Lucky
John Carroll Lynch (2017)
"Lucky" porte bien son titre, c'est une méditation sur la chance que constitue le simple fait d'être vivant et une invitation à profiter de chaque instant avant que la mort ne vienne y mettre un terme. C'est justement parce que "Lucky" est porté par un acteur nonagénaire aux portes de la mort (symbolisée par la porte "Exit") qu'il est si lumineux, célébrant les joies simples de la vie de tous les jours au travers de rituels immuables (lait le matin, café l'après-midi, Bloody Mary le soir, cigarettes, yoga, déambulations au fil des rues, passage à l'épicerie, conversations avec les piliers de comptoir). Le grand âge qui d'ordinaire est repoussé derrière un paravent est mis ici au premier plan. Dans ses aspects négatifs (la dégradation du corps) comme positifs (l'apaisement, l'acceptation comme ce beau passage où Lucky regarde Liberace jouer à la télévision et dit "avant je ne voyais en lui qu'une tapette délurée, maintenant je vois un génie. De toutes façons je ne peux plus bander".) Et bien que Lucky soit athée, voire nihiliste ("l'âme n'existe pas"), son environnement (et la mise en scène) nous dit le contraire.

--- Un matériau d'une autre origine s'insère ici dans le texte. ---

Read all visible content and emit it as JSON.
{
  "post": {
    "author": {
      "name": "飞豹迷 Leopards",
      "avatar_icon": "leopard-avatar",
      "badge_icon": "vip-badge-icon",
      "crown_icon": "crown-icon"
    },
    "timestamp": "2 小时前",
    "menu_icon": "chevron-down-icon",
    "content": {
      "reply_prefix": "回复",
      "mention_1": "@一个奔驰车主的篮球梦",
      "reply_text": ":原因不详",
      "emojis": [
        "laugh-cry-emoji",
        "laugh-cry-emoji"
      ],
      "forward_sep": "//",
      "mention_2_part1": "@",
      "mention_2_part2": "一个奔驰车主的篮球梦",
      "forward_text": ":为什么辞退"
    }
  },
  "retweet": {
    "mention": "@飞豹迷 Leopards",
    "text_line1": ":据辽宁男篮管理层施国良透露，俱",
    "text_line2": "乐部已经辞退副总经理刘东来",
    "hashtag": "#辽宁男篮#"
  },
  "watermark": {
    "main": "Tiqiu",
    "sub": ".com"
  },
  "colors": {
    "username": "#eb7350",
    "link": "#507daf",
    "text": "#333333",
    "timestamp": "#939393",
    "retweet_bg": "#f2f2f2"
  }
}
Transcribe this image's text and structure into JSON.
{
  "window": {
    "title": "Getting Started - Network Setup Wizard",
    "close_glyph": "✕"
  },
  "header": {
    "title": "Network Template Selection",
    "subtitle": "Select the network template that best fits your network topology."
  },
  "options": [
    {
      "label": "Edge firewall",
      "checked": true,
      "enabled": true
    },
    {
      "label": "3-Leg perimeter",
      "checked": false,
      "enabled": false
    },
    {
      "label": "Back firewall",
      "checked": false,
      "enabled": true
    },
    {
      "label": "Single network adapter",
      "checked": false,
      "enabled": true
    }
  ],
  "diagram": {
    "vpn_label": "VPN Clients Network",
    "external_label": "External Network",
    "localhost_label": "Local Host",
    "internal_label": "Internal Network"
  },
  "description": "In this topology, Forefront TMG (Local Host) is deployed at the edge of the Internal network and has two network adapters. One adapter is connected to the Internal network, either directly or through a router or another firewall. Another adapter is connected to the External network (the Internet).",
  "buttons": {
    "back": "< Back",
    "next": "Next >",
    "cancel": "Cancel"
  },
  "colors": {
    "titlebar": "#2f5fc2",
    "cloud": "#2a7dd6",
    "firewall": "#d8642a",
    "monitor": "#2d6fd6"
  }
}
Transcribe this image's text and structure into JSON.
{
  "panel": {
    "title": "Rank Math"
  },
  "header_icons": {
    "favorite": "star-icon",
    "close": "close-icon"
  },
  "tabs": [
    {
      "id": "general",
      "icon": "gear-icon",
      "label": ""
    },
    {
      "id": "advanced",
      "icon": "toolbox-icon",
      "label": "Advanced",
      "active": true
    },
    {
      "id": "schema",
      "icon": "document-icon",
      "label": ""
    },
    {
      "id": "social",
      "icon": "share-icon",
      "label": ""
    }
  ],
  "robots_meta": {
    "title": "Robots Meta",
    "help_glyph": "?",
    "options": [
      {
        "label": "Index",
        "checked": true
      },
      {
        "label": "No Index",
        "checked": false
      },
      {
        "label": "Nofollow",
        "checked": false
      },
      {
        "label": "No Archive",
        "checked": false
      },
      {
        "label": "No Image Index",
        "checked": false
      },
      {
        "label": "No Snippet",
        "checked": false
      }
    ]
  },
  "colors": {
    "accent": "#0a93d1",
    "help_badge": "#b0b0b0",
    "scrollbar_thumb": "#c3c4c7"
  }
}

Le désert est un haut lieu de spiritualité et le costume de cow-boy évoque toute la mythologie de l'ouest américain. Quand ce costume est porté par Harry Dean Stanton, c'est tout un pan du cinéma US qui ressuscite. Cantonné aux seconds rôles pendant 30 ans en raison de son physique et de sa personnalité atypique, son aura explose lorsqu'il incarne Travis, le personnage principal de "Paris, Texas" de Wim Wenders en 1984. "Lucky", son deuxième (et dernier) premier rôle prolonge celui de Travis, l'un et l'autre étant très proches de l'acteur: solitaires, taiseux, fragiles, sauvages, mal-aimables, d'une sensibilité à fleur de peau et d'une grande densité intérieure. Impossible de ne pas croire à l'âme tant celle d'Harry Dean Stanton affleure dans ses expressions artistiques (le cinéma et la musique) ce qui donne à ses prestations une grande authenticité. Dans "Lucky", Harry Dean Stanton est accompagné par son autre réalisateur fétiche, David Lynch qui l'a fait jouer dans trois films dont le magnifique "Une Histoire vraie" auquel on pense forcément.